伝説的カルト映画の新作リメーク「星くず兄弟の新たな伝説」

映画評論家・秋本鉄次のシネマ道『星くず兄弟の新たな伝説』

配給/マジックアワー テアトル新宿ほかで全国公開中
監督/手塚眞
出演/三浦涼介、武田航平、荒川ちか、浅野忠信、谷村奈南ほか

綾小路きみまろ風に言えば、“あれから33年”である。1985年に公開された『星くず兄弟の伝説』は、手塚眞監督(漫画家・手塚治虫の息子さんで、映画、テレビ、ビデオを横断する映像作家として、このころ時代の寵児だった)が、無名のロック・シンガーの栄光と悲惨をミュージカル風にポップに描いて、カルト人気を博したものだ。その“ロック哲学”はこの初作から30年以上経ても、見事にブレていない。相変わらずノリノリであった。とはいえ、今回、リメークでも続編でもなく、コンセプトは一新しているのでよろしく。

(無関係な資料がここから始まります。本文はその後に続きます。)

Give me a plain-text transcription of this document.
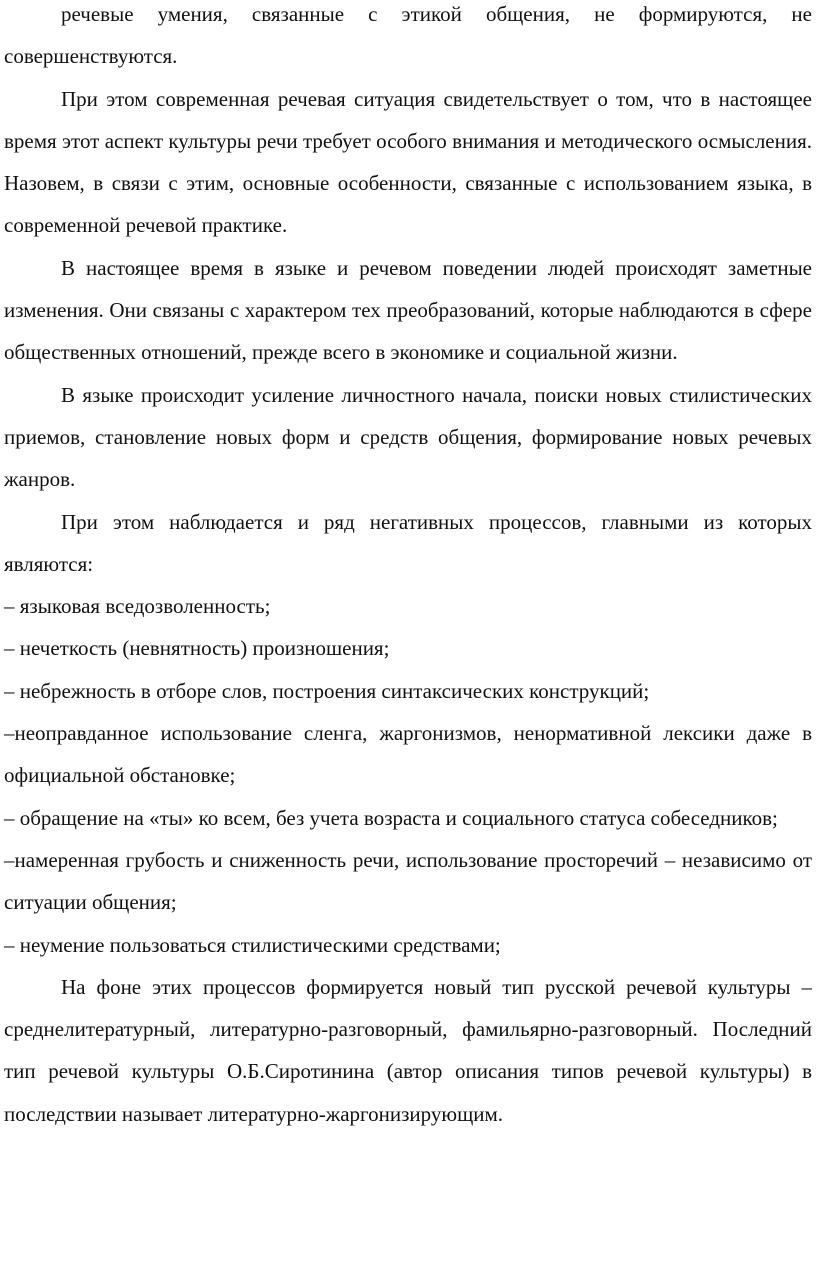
речевые умения, связанные с этикой общения, не формируются, не совершенствуются.

При этом современная речевая ситуация свидетельствует о том, что в настоящее время этот аспект культуры речи требует особого внимания и методического осмысления. Назовем, в связи с этим, основные особенности, связанные с использованием языка, в современной речевой практике.

В настоящее время в языке и речевом поведении людей происходят заметные изменения. Они связаны с характером тех преобразований, которые наблюдаются в сфере общественных отношений, прежде всего в экономике и социальной жизни.

В языке происходит усиление личностного начала, поиски новых стилистических приемов, становление новых форм и средств общения, формирование новых речевых жанров.

При этом наблюдается и ряд негативных процессов, главными из которых являются:

– языковая вседозволенность;

– нечеткость (невнятность) произношения;

– небрежность в отборе слов, построения синтаксических конструкций;

–неоправданное использование сленга, жаргонизмов, ненормативной лексики даже в официальной обстановке;

– обращение на «ты» ко всем, без учета возраста и социального статуса собеседников;

–намеренная грубость и сниженность речи, использование просторечий – независимо от ситуации общения;

– неумение пользоваться стилистическими средствами;

На фоне этих процессов формируется новый тип русской речевой культуры – среднелитературный, литературно-разговорный, фамильярно-разговорный. Последний тип речевой культуры О.Б.Сиротинина (автор описания типов речевой культуры) в последствии называет литературно-жаргонизирующим.
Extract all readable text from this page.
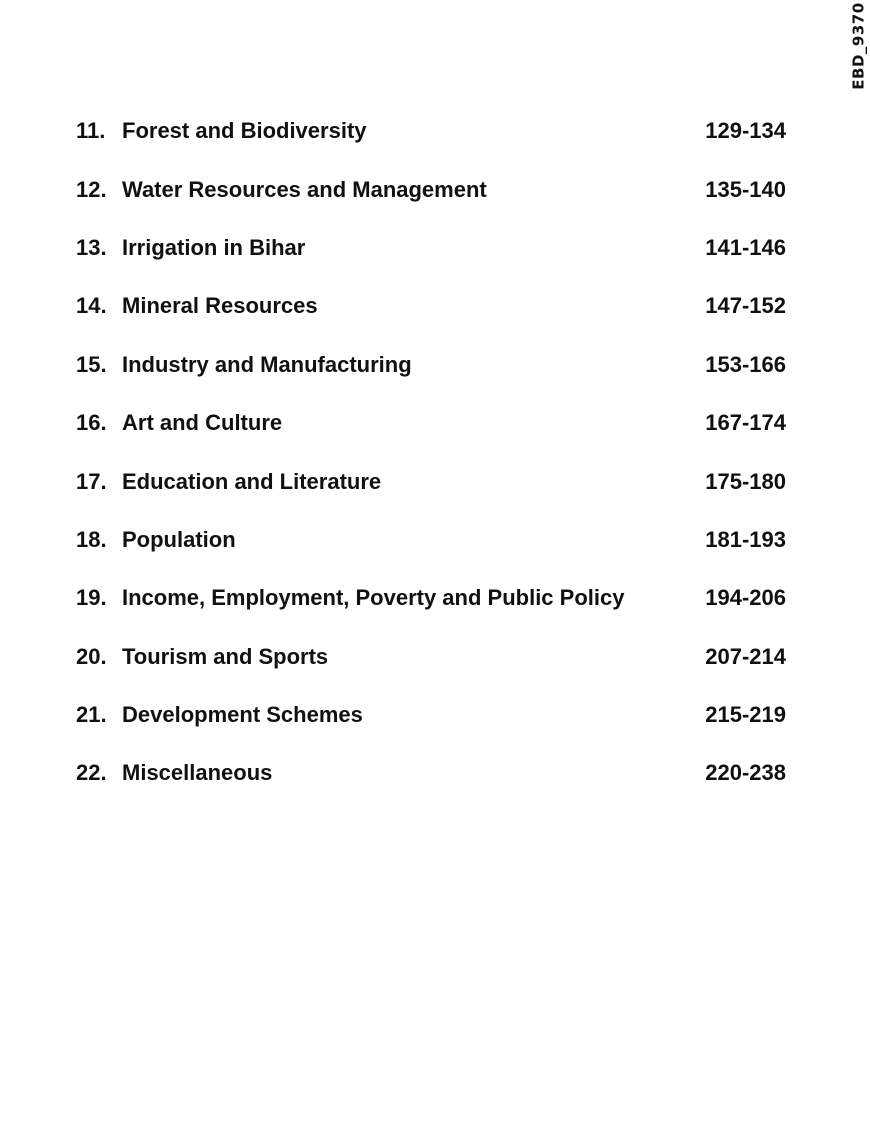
EBD_9370
11. Forest and Biodiversity	129-134
12. Water Resources and Management	135-140
13. Irrigation in Bihar	141-146
14. Mineral Resources	147-152
15. Industry and Manufacturing	153-166
16. Art and Culture	167-174
17. Education and Literature	175-180
18. Population	181-193
19. Income, Employment, Poverty and Public Policy	194-206
20. Tourism and Sports	207-214
21. Development Schemes	215-219
22. Miscellaneous	220-238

近未来、“スターダスト・ブラザース”として一世を風靡したカン(三浦涼介)はDJとして、シンゴ(武田航平)はバー経営者として日々を過ごしていたが、一念発起し、若返り装置で若さを取り戻し、再びスターとなるため、月世界へ。そこで、謎の老人(これがなんと内田裕也!)に「スターになりたかったら“ロックの魂”を探せ」と聞かされ、それを探す旅に出る…。

 

昭和世代と平成世代の見事な融和

ノリとしては、SFと西部劇。東京近郊ですべて撮ったというアナログ感、手作り感がとても心地よい。昭和世代の心意気もビンビン感じた。その証拠に、前出の内田裕也をはじめ、ゲストスターが豪華。1960年代グループサウンズ、元スパイダースの井上順、現在は演技派女優だが、1970年代のセクシー歌手・夏木マリ(『絹の靴下』、『お手やわらかに』とか最高だった)と“昭和のカリスマ”を一堂に集め、中年世代の浅野忠信をニヒルな荒野のガンマン風で登場させて、昭和と平成をブリッジする。

そして、平成代表(生まれがギリギリ昭和なのもいるけど)は、特撮ヒーローもので名を馳せた三浦クンや武田クン。ティーン・アイドル、荒川ちかやAKB48の初期メンバーのメーン、板野友美と賑やかなメンツ。その中で個人的に最も注目したのが、映画初出演のミュージシャン、谷村奈南。彼女もギリギリ昭和生まれだが、ボクにとってゴールデン・エイジの三十路だし、ルックスも好きだが、女ガンマン風のヘソ出しルックがたまらん。あのヘソ美は“20世紀最大のグラマー”の異名を取ったラクエル・ウェルチ級(って分かるかなあ)。試写に立ち会っていた手塚監督に「ヘソ狙い?」と直接聞いてみたら「評判のヘソです」と即答してくれて、大いに納得した次第。

昭和&平成世代が、いがみ合ったり、ジェネレーション・ギャップを感じたりしちゃいけない。一緒に盛り上がろうゼ、というこの映画の精神にブラボー!